El tiempo corría. Lorian contaba cada segundo. Así que, después de presentarse mutuamente, llegó la hora de arrancar.
El vehículo se encendió y las turbinas comenzaron a emitir un sonido grave, más potente que el de un avión: parecía un bombardero. La furgoneta comenzó a elevarse de forma vertical, para luego avanzar hacia adelante.
Una vez que flotaban en línea recta, Rex vio a lo lejos un par de marcianos sobre moto deslizadores que parecían estar buscándolo.
—¡Diablos! —murmuró Rex mientras se mordía los labios.
—¿Qué te ocurre? —preguntó Elys, sin apartar la vista del camino mientras conducía.
—Los marcianos son aliados de los stalvianos y me están buscando —aclaró Rex con tensión en la voz.
Nordisca era demasiado fría para el humano promedio. La tecnología stalviana resultaba más que obsoleta para enfrentar el extremo frío polar. Los marcianos, en cambio, eran capaces de resistir ese clima sin problema.
Mientras seguían adelante, unos polizontes del planeta rojo estaban registrando vehículos en busca de Rex. No dudaron en detenerse y pedir una revisión.
—Saludos, piloto —dijo cordialmente el oficial marciano.
Elys le hizo una seña a Rex para que se escondiera en uno de los cofres.
—Hola, oficial. ¿Hay algún problema? —respondió Elys con total calma.

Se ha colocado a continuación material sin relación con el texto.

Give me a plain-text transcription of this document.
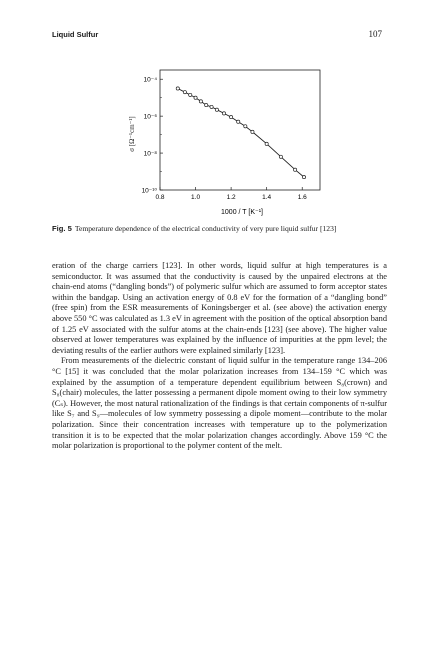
Liquid Sulfur	107
σ [Ω⁻¹cm⁻¹]
0.8	1.0	1.2	1.4	1.6
10⁻⁴
10⁻⁶
10⁻⁸
10⁻¹⁰
1000 / T [K⁻¹]
Fig. 5 Temperature dependence of the electrical conductivity of very pure liquid sulfur [123]

eration of the charge carriers [123]. In other words, liquid sulfur at high temperatures is a semiconductor. It was assumed that the conductivity is caused by the unpaired electrons at the chain-end atoms (“dangling bonds”) of polymeric sulfur which are assumed to form acceptor states within the bandgap. Using an activation energy of 0.8 eV for the formation of a “dangling bond” (free spin) from the ESR measurements of Koningsberger et al. (see above) the activation energy above 550 °C was calculated as 1.3 eV in agreement with the position of the optical absorption band of 1.25 eV associated with the sulfur atoms at the chain-ends [123] (see above). The higher value observed at lower temperatures was explained by the influence of impurities at the ppm level; the deviating results of the earlier authors were explained similarly [123].

From measurements of the dielectric constant of liquid sulfur in the temperature range 134–206 °C [15] it was concluded that the molar polarization increases from 134–159 °C which was explained by the assumption of a temperature dependent equilibrium between S₈(crown) and S₈(chair) molecules, the latter possessing a permanent dipole moment owing to their low symmetry (Cₛ). However, the most natural rationalization of the findings is that certain components of π-sulfur like S₇ and S₉—molecules of low symmetry possessing a dipole moment—contribute to the molar polarization. Since their concentration increases with temperature up to the polymerization transition it is to be expected that the molar polarization changes accordingly. Above 159 °C the molar polarization is proportional to the polymer content of the melt.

—Buscamos a un fugitivo. Los stalvianos lo andan buscando... esta es su imagen —dijo el oficial, mostrando a Elys un holograma de Rex proyectado desde un pequeño dispositivo.
—Lamento decir que nunca he visto a ese humano. Si alguna vez lo encuentro, les avis... —Elys fue interrumpida de golpe por Rex, quien pisó el acelerador. La furgoneta arrancó con una sacudida y gran velocidad, no sin que antes Rex le hiciera al oficial marciano unas muecas burlonas.
A velocidad de relámpago, la furgoneta avanzaba forzando el motor. Era de esperarse que los oficiales comenzaran la persecución con sus motos deslizadoras voladoras. Uno de ellos disparó desde su vehículo, acertando en una de las luces traseras del vehículo de Elys.
El impacto hizo temblar el interior de la furgoneta, donde se encontraban Elys y Rex. El pirata humano tambaleó de un lado a otro hasta caer sobre las cajas de pizzas, aplastando algunas en el proceso. No pudo evitar arruinarlas, y las manchas de tomate y queso lo dejaron con el trasero empapado.
—¡Carajo! -exclamó Rex, intentando sin éxito quitarse las manchas de los pantalones—. ¡Me va a tomar una eternidad sacar esta grasa! Elys, ¿tienes algún limpiador de ventanas? —preguntó mientras se limpiaba inútilmente con una servilleta.
Elys ladeó la cabeza para ver qué le ocurría a su compañero.
—¡Arruinaste los pedidos! —dijo Elys con una voz irritada, gutural y aguda-. ¿A ti te importan más tus ridículos pantalones que cómo se va a poner Lorian?
—¡No fue mi culpa! -se defendió Rex—. Ese ataque fue duro. Además, solo aplasté algunas cajas. Lo bueno es que mi moto no sufrió daño alguno.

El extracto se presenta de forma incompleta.